October 31, 2017

The Reformation and the Brethren

Photo by Kendra Harbeck

lt’s rare that an event has such an impact that almost everyone recognizes its importance and remembers the date. Such moments can change the trajectory of history. In some cases, these events are so monumental that they come to mark the end of one age and the beginning of another.

Oct. 31, 1517, is one such date. That was when an Augustinian monk and theologian named Martin Luther posted his 95 Theses. With these short statements, Luther invited others into a theological debate over the sale of indulgences.

That debate never took place, but the document soon circulated all the way to the Vatican. Though Luther did not set out to form a new church, the direction of his life and work would lead to his excommunication, years of hiding in the castles of princes, and decades of war across Europe. Much of what Luther argued in his 95 Theses, and later developed in more extensive theological texts, is familiar to us today as Brethren—salvation by grace alone, the centrality of the Scriptures above church tradition, and the priesthood of all believers.

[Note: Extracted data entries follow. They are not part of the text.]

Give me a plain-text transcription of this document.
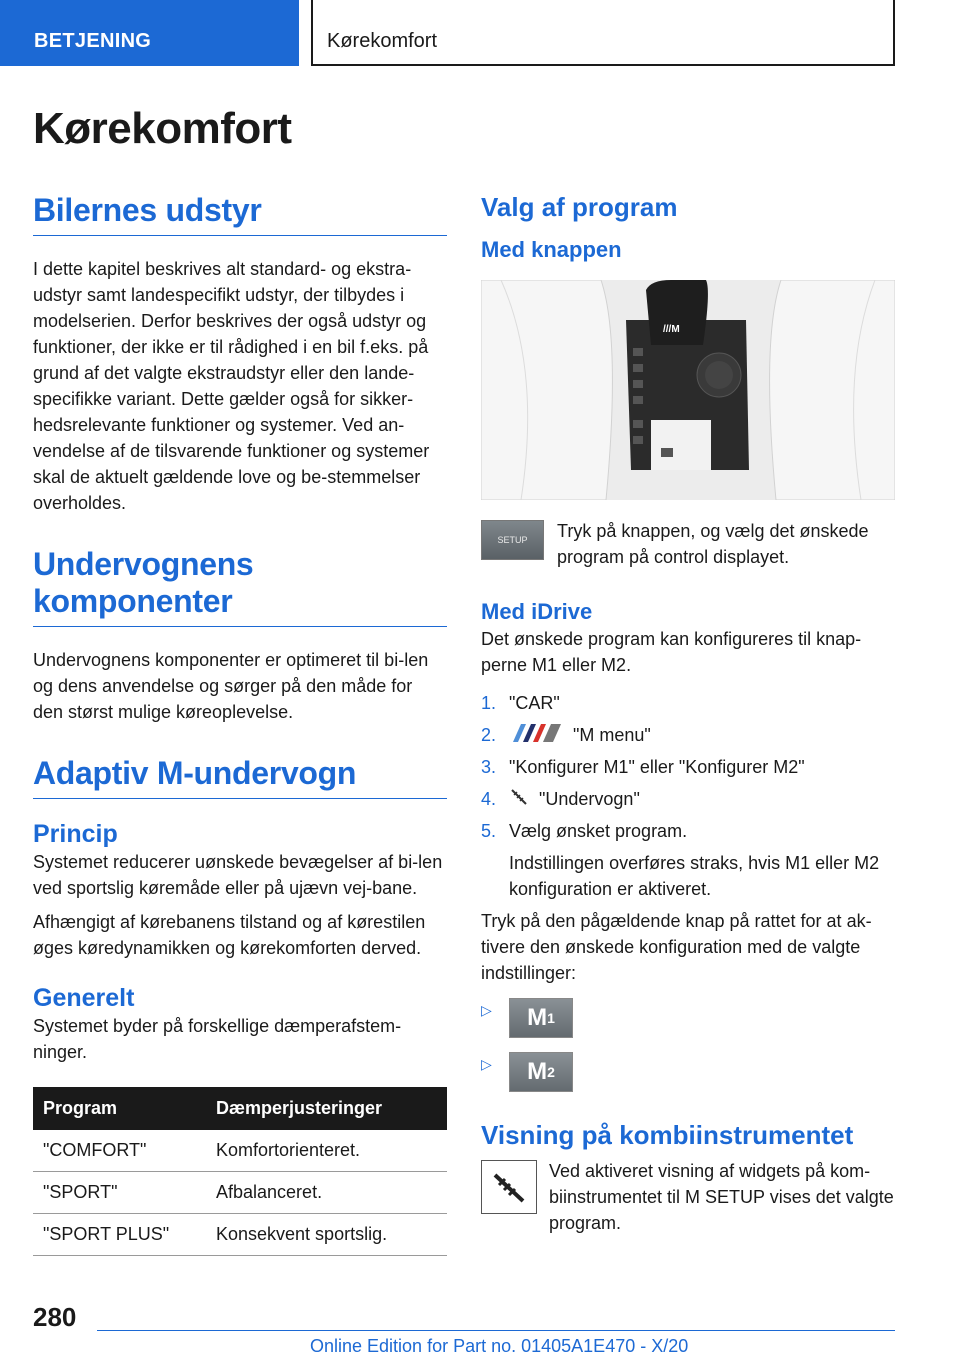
BETJENING	Kørekomfort
Kørekomfort
Bilernes udstyr

I dette kapitel beskrives alt standard- og ekstra-udstyr samt landespecifikt udstyr, der tilbydes i modelserien. Derfor beskrives der også udstyr og funktioner, der ikke er til rådighed i en bil f.eks. på grund af det valgte ekstraudstyr eller den lande-specifikke variant. Dette gælder også for sikker-hedsrelevante funktioner og systemer. Ved an-vendelse af de tilsvarende funktioner og systemer skal de aktuelt gældende love og be-stemmelser overholdes.

Undervognens
komponenter

Undervognens komponenter er optimeret til bi-len og dens anvendelse og sørger på den måde for den størst mulige køreoplevelse.

Adaptiv M-undervogn
Princip

Systemet reducerer uønskede bevægelser af bi-len ved sportslig køremåde eller på ujævn vej-bane.

Afhængigt af kørebanens tilstand og af kørestilen øges køredynamikken og kørekomforten derved.

Generelt

Systemet byder på forskellige dæmperafstem-ninger.

Program	Dæmperjusteringer
"COMFORT"	Komfortorienteret.
"SPORT"	Afbalanceret.
"SPORT PLUS"	Konsekvent sportslig.
Valg af program
Med knappen
///M
SETUP	Tryk på knappen, og vælg det ønskede program på control displayet.

Med iDrive

Det ønskede program kan konfigureres til knap-perne M1 eller M2.

1. "CAR"
2.	"M menu"
3. "Konfigurer M1" eller "Konfigurer M2"
4.	"Undervogn"
5. Vælg ønsket program.

Indstillingen overføres straks, hvis M1 eller M2 konfiguration er aktiveret.

Tryk på den pågældende knap på rattet for at ak-tivere den ønskede konfiguration med de valgte indstillinger:

▷	M 1
▷	M 2
Visning på kombiinstrumentet

Ved aktiveret visning af widgets på kom-biinstrumentet til M SETUP vises det valgte program.

280
Online Edition for Part no. 01405A1E470 - X/20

However, for Brethren and many others within the radical wings of the Reformation, Luther did not extend these ideas to their fullest conclusions. For instance, though Luther articulated the importance of the priesthood of all believers, he maintained a significant role for clergy within the church. This, coupled with the teaching role of clergy, meant that clergy and theologians still held a significant position in determining right belief. Anabaptists, and later the Brethren, took another, more radical, posture and said that the royal priesthood extended to all believers, who were to gather around the Scriptures and interpret them together.

More importantly for us today, the wake of violence in the decades after the dawn of the Reformation had a deep impact on the people who called themselves the Neue Taufer, or New Baptists. Luther not only started the great project of reform, but his movement also resulted in the partitioning of Europe by religious confession. Princes and magistrates unhappy with the economic and political role of the Catholic church quickly came to aid reform-minded theologians, protecting them with the military force of their wealth and power.

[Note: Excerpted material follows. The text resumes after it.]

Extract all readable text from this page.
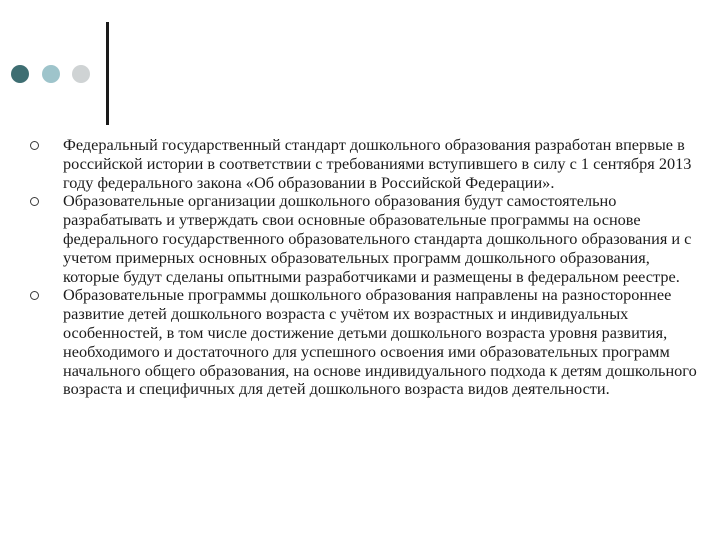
Федеральный государственный стандарт дошкольного образования разработан впервые в российской истории в соответствии с требованиями вступившего в силу с 1 сентября 2013 году федерального закона «Об образовании в Российской Федерации».

Образовательные организации дошкольного образования будут самостоятельно разрабатывать и утверждать свои основные образовательные программы на основе федерального государственного образовательного стандарта дошкольного образования и с учетом примерных основных образовательных программ дошкольного образования, которые будут сделаны опытными разработчиками и размещены в федеральном реестре.

Образовательные программы дошкольного образования направлены на разностороннее развитие детей дошкольного возраста с учётом их возрастных и индивидуальных особенностей, в том числе достижение детьми дошкольного возраста уровня развития, необходимого и достаточного для успешного освоения ими образовательных программ начального общего образования, на основе индивидуального подхода к детям дошкольного возраста и специфичных для детей дошкольного возраста видов деятельности.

Decades of religiously and politically defined wars swept over Europe, as these leaders asserted their own sovereignty against other kingdoms and other churches. Eventually, peace came with the agreement at Westphalia that allowed territorial rulers to name the religious practice of their kingdoms. Creeds soon functioned as the measure of religious belief within these territories.

The Brethren, following the earlier Anabaptists, rejected this linking of political power and religious authority. Yet, unlike their Anabaptist predecessors, the Brethren asserted two new, even more radical, beliefs—no creed but the New Testament and no force in religion. While these two concepts were shaped by the Thirty Years War and the Peace of Westphalia, they were also consistent with that very radical idea of the Anabaptists, that believers were to be baptized upon the conscious confession of faith. In other words, people were not Christian by birth or by being residents of a particular kingdom, but by actively choosing a life of discipleship.

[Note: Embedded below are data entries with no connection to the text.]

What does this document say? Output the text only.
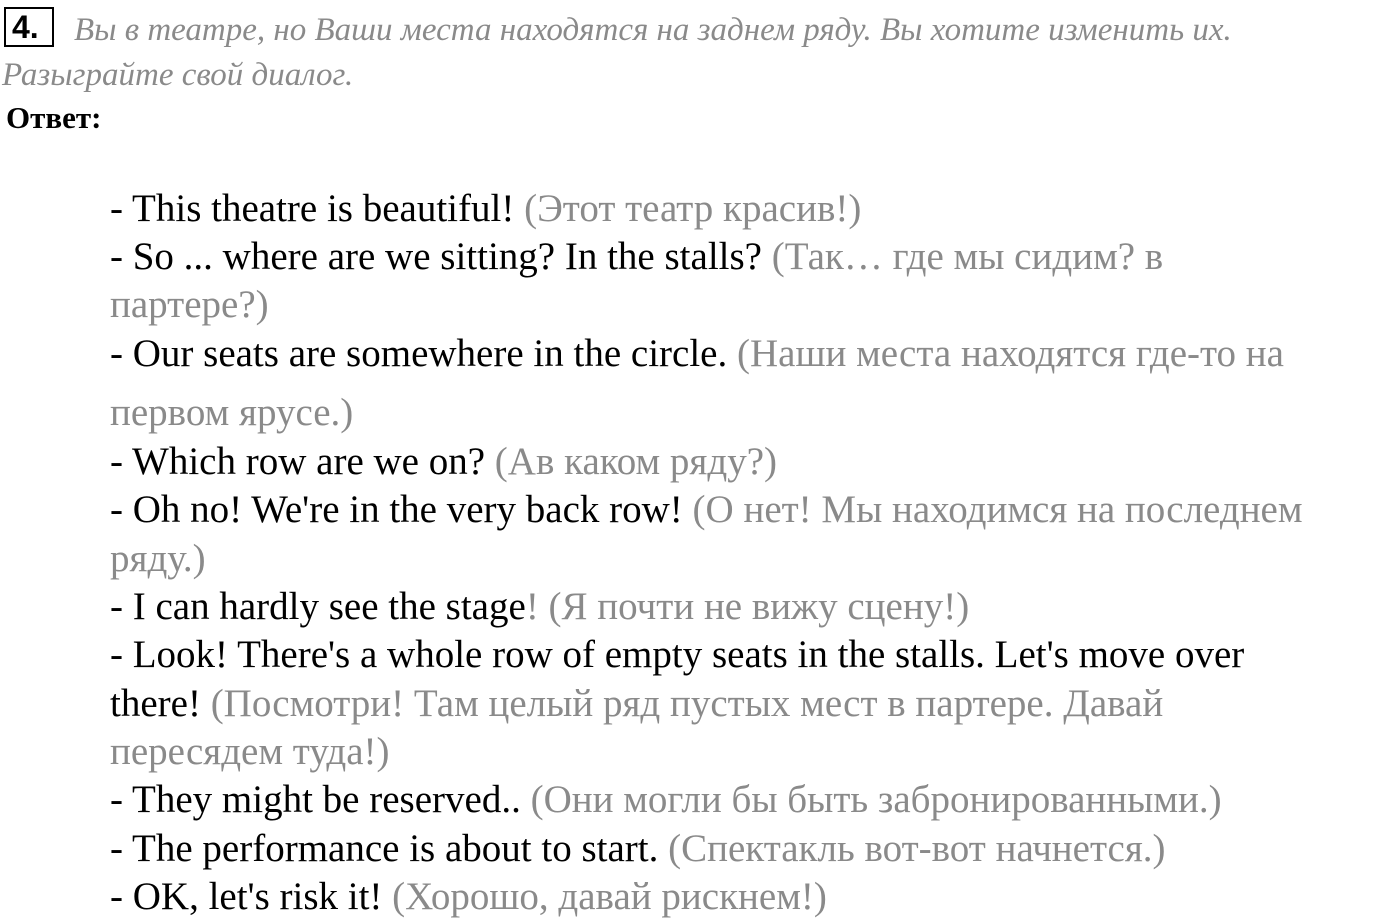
4.	Вы в театре, но Ваши места находятся на заднем ряду. Вы хотите изменить их.
Разыграйте свой диалог.
Ответ:
- This theatre is beautiful! (Этот театр красив!)
- So ... where are we sitting? In the stalls? (Так… где мы сидим? в
партере?)
- Our seats are somewhere in the circle. (Наши места находятся где-то на
первом ярусе.)
- Which row are we on? (Ав каком ряду?)
- Oh no! We're in the very back row! (О нет! Мы находимся на последнем
ряду.)
- I can hardly see the stage! (Я почти не вижу сцену!)
- Look! There's a whole row of empty seats in the stalls. Let's move over
there! (Посмотри! Там целый ряд пустых мест в партере. Давай
пересядем туда!)
- They might be reserved.. (Они могли бы быть забронированными.)
- The performance is about to start. (Спектакль вот-вот начнется.)
- OK, let's risk it! (Хорошо, давай рискнем!)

Today, on the 500th anniversary of the Reformation, Brethren are in a unique place. On the one hand, our very movement was possible thanks in large part to Luther’s bold attempts to reform the church. Our core beliefs as a church have their roots in Luther’s thought, either by drawing these ideas to their radical conclusion or in our rejection of them.

On the other hand, our own theological tradition emerged from the ruins of religious conflict. Our witness for peace, especially as it relates to baptism, scripture, and noncreedalism, was birthed among a people who witnessed the devastation of religious violence.

In this light, our posture during this momentous anniversary is one of remembrance, not celebration. We recall both the good and the bad of the age of Reformation. Perhaps appropriately, this approach is consistent with Luther’s own reminder that we are simultaneously sinner and saint.

Joshua Brockway is co-coordinator of Congregational Life Ministries and director of spiritual life and discipleship for the Church of the Brethren.